The legislature ponied up $1 million for the project for the next two years. The university system, apparently, is expected to come up with up to $3.5 million more from, well, somewhere.
Now, for professors, a brand new, shiny research institute is like a brand new video game for Christmas. Over in Chapel Hill, however, faculty member are dubious.
Why? Well, staffing of the Collaboratory is still supposedly up in the air, but word is, the new director is going to be Jeff Warren. Warren was science adviser to state Senate Republican leader Phil Berger. He was credited with writing the 2012 law that forbade state agencies from taking note of scientists’ predictions of sea level rise when drawing up coastal policy.

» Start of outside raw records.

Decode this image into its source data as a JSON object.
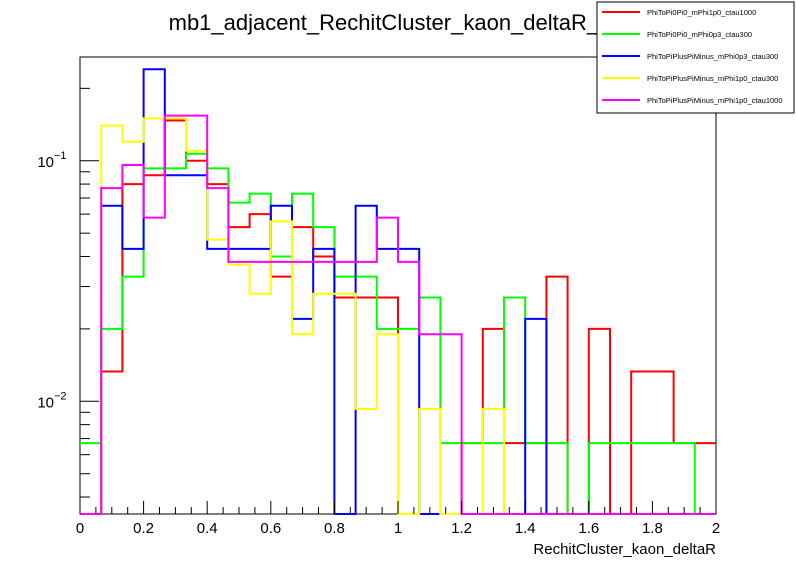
{
  "chart_data": {
    "type": "histogram-step",
    "title": "mb1_adjacent_RechitCluster_kaon_deltaR_0",
    "xlabel": "RechitCluster_kaon_deltaR",
    "ylabel": "",
    "xlim": [
      0,
      2
    ],
    "ylim": [
      0.0034,
      0.27
    ],
    "ylog": true,
    "grid": false,
    "legend_position": "top-right",
    "x_ticks": [
      {
        "v": 0,
        "label": "0"
      },
      {
        "v": 0.2,
        "label": "0.2"
      },
      {
        "v": 0.4,
        "label": "0.4"
      },
      {
        "v": 0.6,
        "label": "0.6"
      },
      {
        "v": 0.8,
        "label": "0.8"
      },
      {
        "v": 1.0,
        "label": "1"
      },
      {
        "v": 1.2,
        "label": "1.2"
      },
      {
        "v": 1.4,
        "label": "1.4"
      },
      {
        "v": 1.6,
        "label": "1.6"
      },
      {
        "v": 1.8,
        "label": "1.8"
      },
      {
        "v": 2.0,
        "label": "2"
      }
    ],
    "y_ticks": [
      {
        "v": 0.1,
        "label": "10",
        "exp": "−1"
      },
      {
        "v": 0.01,
        "label": "10",
        "exp": "−2"
      }
    ],
    "bin_edges": [
      0,
      0.0667,
      0.1333,
      0.2,
      0.2667,
      0.3333,
      0.4,
      0.4667,
      0.5333,
      0.6,
      0.6667,
      0.7333,
      0.8,
      0.8667,
      0.9333,
      1.0,
      1.0667,
      1.1333,
      1.2,
      1.2667,
      1.3333,
      1.4,
      1.4667,
      1.5333,
      1.6,
      1.6667,
      1.7333,
      1.8,
      1.8667,
      1.9333,
      2.0
    ],
    "series": [
      {
        "name": "PhiToPi0Pi0_mPhi1p0_ctau1000",
        "color": "#ff0000",
        "values": [
          0,
          0.0133,
          0.08,
          0.087,
          0.147,
          0.1,
          0.08,
          0.053,
          0.06,
          0.033,
          0.053,
          0.04,
          0.027,
          0.027,
          0.027,
          0,
          0,
          0,
          0.0067,
          0.02,
          0.0067,
          0.0067,
          0.033,
          0,
          0.02,
          0,
          0.0133,
          0.0133,
          0.0067,
          0.0067
        ]
      },
      {
        "name": "PhiToPi0Pi0_mPhi0p3_ctau300",
        "color": "#00ff00",
        "values": [
          0.0067,
          0.02,
          0.033,
          0.093,
          0.093,
          0.107,
          0.093,
          0.067,
          0.073,
          0.04,
          0.073,
          0.053,
          0.033,
          0.033,
          0.02,
          0.02,
          0.027,
          0.0067,
          0.0067,
          0.0067,
          0.027,
          0.0067,
          0.0067,
          0,
          0.0067,
          0.0067,
          0.0067,
          0.0067,
          0.0067,
          0
        ]
      },
      {
        "name": "PhiToPiPlusPiMinus_mPhi0p3_ctau300",
        "color": "#0000ff",
        "values": [
          0,
          0.065,
          0.043,
          0.24,
          0.087,
          0.087,
          0.043,
          0.043,
          0.043,
          0.065,
          0.022,
          0.043,
          0,
          0.065,
          0.043,
          0.043,
          0,
          0,
          0,
          0,
          0,
          0.022,
          0,
          0,
          0,
          0,
          0,
          0,
          0,
          0
        ]
      },
      {
        "name": "PhiToPiPlusPiMinus_mPhi1p0_ctau300",
        "color": "#ffff00",
        "values": [
          0,
          0.14,
          0.12,
          0.15,
          0.15,
          0.11,
          0.047,
          0.037,
          0.028,
          0.056,
          0.019,
          0.028,
          0.028,
          0.0093,
          0.019,
          0,
          0.0093,
          0,
          0,
          0.0093,
          0,
          0,
          0,
          0,
          0,
          0,
          0,
          0,
          0,
          0
        ]
      },
      {
        "name": "PhiToPiPlusPiMinus_mPhi1p0_ctau1000",
        "color": "#ff00ff",
        "values": [
          0,
          0.077,
          0.096,
          0.058,
          0.154,
          0.154,
          0.077,
          0.038,
          0.038,
          0.038,
          0.038,
          0.038,
          0.038,
          0.038,
          0.058,
          0.038,
          0.019,
          0.019,
          0,
          0,
          0,
          0,
          0,
          0,
          0,
          0,
          0,
          0,
          0,
          0
        ]
      }
    ]
  }
}
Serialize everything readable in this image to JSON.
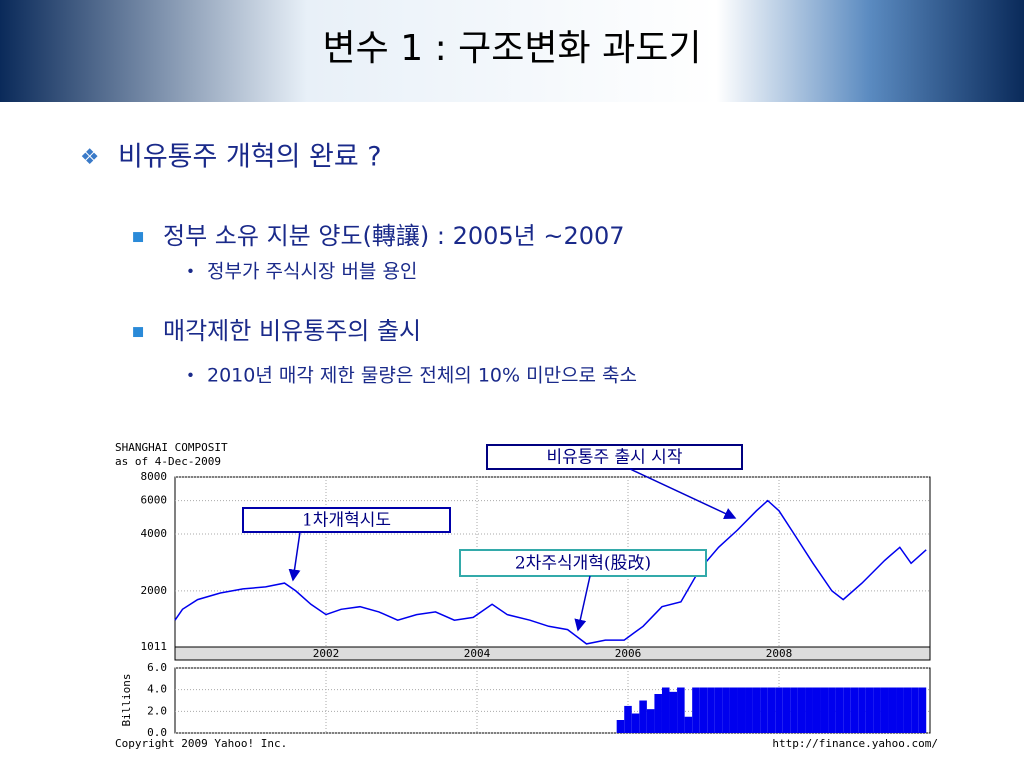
{
  "slide": {
    "title": "변수 1 : 구조변화 과도기",
    "bullets": [
      {
        "level": 1,
        "text": "비유통주 개혁의 완료 ?"
      },
      {
        "level": 2,
        "text": "정부 소유 지분 양도(轉讓) : 2005년 ~2007"
      },
      {
        "level": 3,
        "text": "정부가 주식시장 버블 용인"
      },
      {
        "level": 2,
        "text": "매각제한 비유통주의 출시"
      },
      {
        "level": 3,
        "text": "2010년 매각 제한 물량은 전체의 10% 미만으로 축소"
      }
    ]
  },
  "chart_data": {
    "type": "line",
    "title": "SHANGHAI COMPOSIT",
    "subtitle": "as of 4-Dec-2009",
    "x": [
      2000.0,
      2000.1,
      2000.3,
      2000.6,
      2000.9,
      2001.2,
      2001.45,
      2001.6,
      2001.8,
      2002.0,
      2002.2,
      2002.45,
      2002.7,
      2002.95,
      2003.2,
      2003.45,
      2003.7,
      2003.95,
      2004.2,
      2004.4,
      2004.7,
      2004.95,
      2005.2,
      2005.45,
      2005.7,
      2005.95,
      2006.2,
      2006.45,
      2006.7,
      2006.95,
      2007.2,
      2007.45,
      2007.7,
      2007.85,
      2008.0,
      2008.2,
      2008.45,
      2008.7,
      2008.85,
      2009.1,
      2009.4,
      2009.6,
      2009.75,
      2009.95
    ],
    "values": [
      1400,
      1600,
      1800,
      1950,
      2050,
      2100,
      2200,
      2000,
      1700,
      1500,
      1600,
      1650,
      1550,
      1400,
      1500,
      1550,
      1400,
      1450,
      1700,
      1500,
      1400,
      1300,
      1250,
      1050,
      1100,
      1100,
      1300,
      1650,
      1750,
      2600,
      3400,
      4200,
      5300,
      6000,
      5300,
      4000,
      2800,
      2000,
      1800,
      2200,
      2900,
      3400,
      2800,
      3300
    ],
    "color": "#0000ee",
    "log_y": true,
    "grid": true,
    "xlim": [
      2000,
      2010
    ],
    "xticks": [
      2002,
      2004,
      2006,
      2008
    ],
    "ylim": [
      1011,
      8000
    ],
    "yticks": [
      1011,
      2000,
      4000,
      6000,
      8000
    ],
    "annotations": [
      {
        "text": "1차개혁시도",
        "color": "#0000aa"
      },
      {
        "text": "2차주식개혁(股改)",
        "color": "#33aaaa"
      },
      {
        "text": "비유통주 출시 시작",
        "color": "#000080"
      }
    ],
    "volume": {
      "type": "bar",
      "ylabel": "Billions",
      "color": "#0000ee",
      "x": [
        2005.9,
        2006.0,
        2006.1,
        2006.2,
        2006.3,
        2006.4,
        2006.5,
        2006.6,
        2006.7,
        2006.8,
        2006.9,
        2007.0,
        2007.1,
        2007.2,
        2007.3,
        2007.4,
        2007.5,
        2007.6,
        2007.7,
        2007.8,
        2007.9,
        2008.0,
        2008.1,
        2008.2,
        2008.3,
        2008.4,
        2008.5,
        2008.6,
        2008.7,
        2008.8,
        2008.9,
        2009.0,
        2009.1,
        2009.2,
        2009.3,
        2009.4,
        2009.5,
        2009.6,
        2009.7,
        2009.8,
        2009.9
      ],
      "values": [
        1.2,
        2.5,
        1.8,
        3.0,
        2.2,
        3.6,
        4.2,
        3.8,
        4.2,
        1.5,
        4.2,
        4.2,
        4.2,
        4.2,
        4.2,
        4.2,
        4.2,
        4.2,
        4.2,
        4.2,
        4.2,
        4.2,
        4.2,
        4.2,
        4.2,
        4.2,
        4.2,
        4.2,
        4.2,
        4.2,
        4.2,
        4.2,
        4.2,
        4.2,
        4.2,
        4.2,
        4.2,
        4.2,
        4.2,
        4.2,
        4.2
      ],
      "ylim": [
        0,
        6
      ],
      "yticks": [
        {
          "value": 0,
          "label": "0.0"
        },
        {
          "value": 2,
          "label": "2.0"
        },
        {
          "value": 4,
          "label": "4.0"
        },
        {
          "value": 6,
          "label": "6.0"
        }
      ]
    },
    "copyright": "Copyright 2009 Yahoo! Inc.",
    "source": "http://finance.yahoo.com/"
  }
}
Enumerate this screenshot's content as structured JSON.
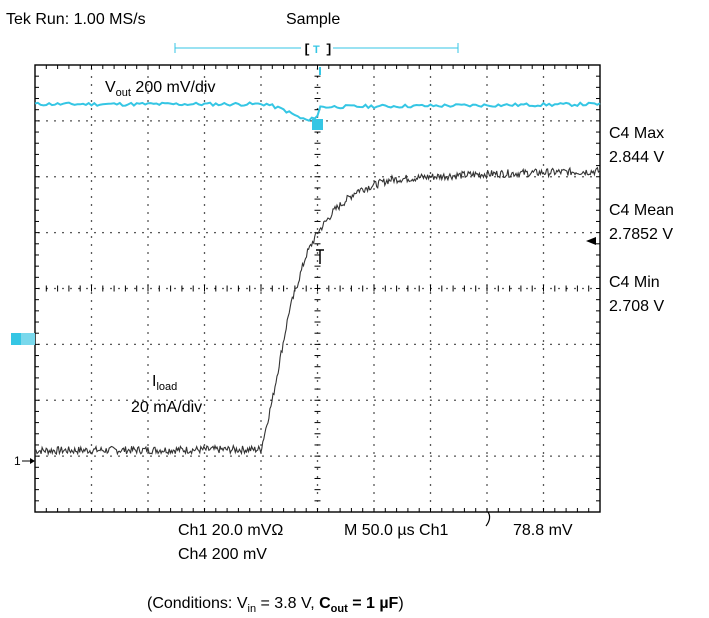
{
  "header": {
    "run_status": "Tek Run: 1.00 MS/s",
    "acq_mode": "Sample",
    "trigger_marker": "T"
  },
  "labels": {
    "vout_main": "V",
    "vout_sub": "out",
    "vout_scale": " 200 mV/div",
    "iload_main": "I",
    "iload_sub": "load",
    "iload_scale": "20 mA/div",
    "ch1_marker": "1"
  },
  "measurements": [
    {
      "name": "C4 Max",
      "value": "2.844 V"
    },
    {
      "name": "C4 Mean",
      "value": "2.7852 V"
    },
    {
      "name": "C4 Min",
      "value": "2.708 V"
    }
  ],
  "footer": {
    "ch1_scale": "Ch1 20.0 mVΩ",
    "timebase": "M 50.0 µs Ch1",
    "trigger_level": "78.8 mV",
    "ch4_scale": "Ch4 200 mV"
  },
  "caption": {
    "open": "(Conditions: V",
    "vin_sub": "in",
    "vin_eq": " = 3.8 V, ",
    "cout_main": "C",
    "cout_sub": "out",
    "cout_eq": " = 1 µF",
    "close": ")"
  },
  "colors": {
    "vout_trace": "#35c6e4",
    "iload_trace": "#333333",
    "grid": "#000000"
  },
  "chart_data": {
    "type": "line",
    "grid": true,
    "x_divisions": 10,
    "y_divisions": 8,
    "series": [
      {
        "name": "Vout",
        "color": "#35c6e4",
        "x_div": [
          0,
          4.1,
          4.4,
          4.7,
          4.85,
          5.0,
          5.05,
          10
        ],
        "y_div": [
          7.3,
          7.3,
          7.2,
          7.05,
          7.0,
          7.1,
          7.25,
          7.3
        ],
        "noise": 0.03
      },
      {
        "name": "Iload",
        "color": "#333333",
        "x_div": [
          0,
          4.0,
          4.2,
          4.5,
          4.8,
          5.0,
          5.3,
          5.7,
          6.3,
          7.0,
          8.0,
          10
        ],
        "y_div": [
          1.1,
          1.12,
          2.0,
          3.6,
          4.6,
          5.0,
          5.4,
          5.75,
          5.95,
          6.0,
          6.05,
          6.1
        ],
        "noise": 0.07
      }
    ]
  }
}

Berger, it happens, was one of the major sponsors of the Collaboratory concept. He’s gone on record as saying that the universities are all out of whack, with Democrats outnumbering Republicans by a 12-to-1 margin among faculty.
The suspicion is — and it’s a good one — that the Collaboratory will eventually turn into a think tank of tame scientists, who will come up with rigamarole to justify anything the Republicans in the legislature feel like doing.
Offshore drilling is good for fish and little children? Sure. Sea turtles spread the Zika virus? Durn straight. Let them bulldozers roll!
And the taxpayers will foot the bill.
The trouble is, scientists might be a bunch of wooly-headed liberals, but they also have this annoying habit of being right. Sea levels have been rising pretty much as Duke’s Orrin Pilkey said they would a quarter century ago.
Doctors said cigarette smoking caused lung cancer and heart disease. That was bad news for North Carolina’s tobacco industry, but as more folks quit smoking, tobacco-related lung cancer and heart disease rates plummeted.
Many politicians seem to think that reality is consensual. If your craven opponents say X equals Y, you find your own bunch of mouthpieces, label them experts and have them declare that, no, X equals Z.
These days, that’s a good way to win an election, but can be costly to make government policy this way. We need facts, genuinely unbiased facts.
This Collaboratory will be a major test for the new UNC president, Margaret Spellings. Let’s hope she gets it right.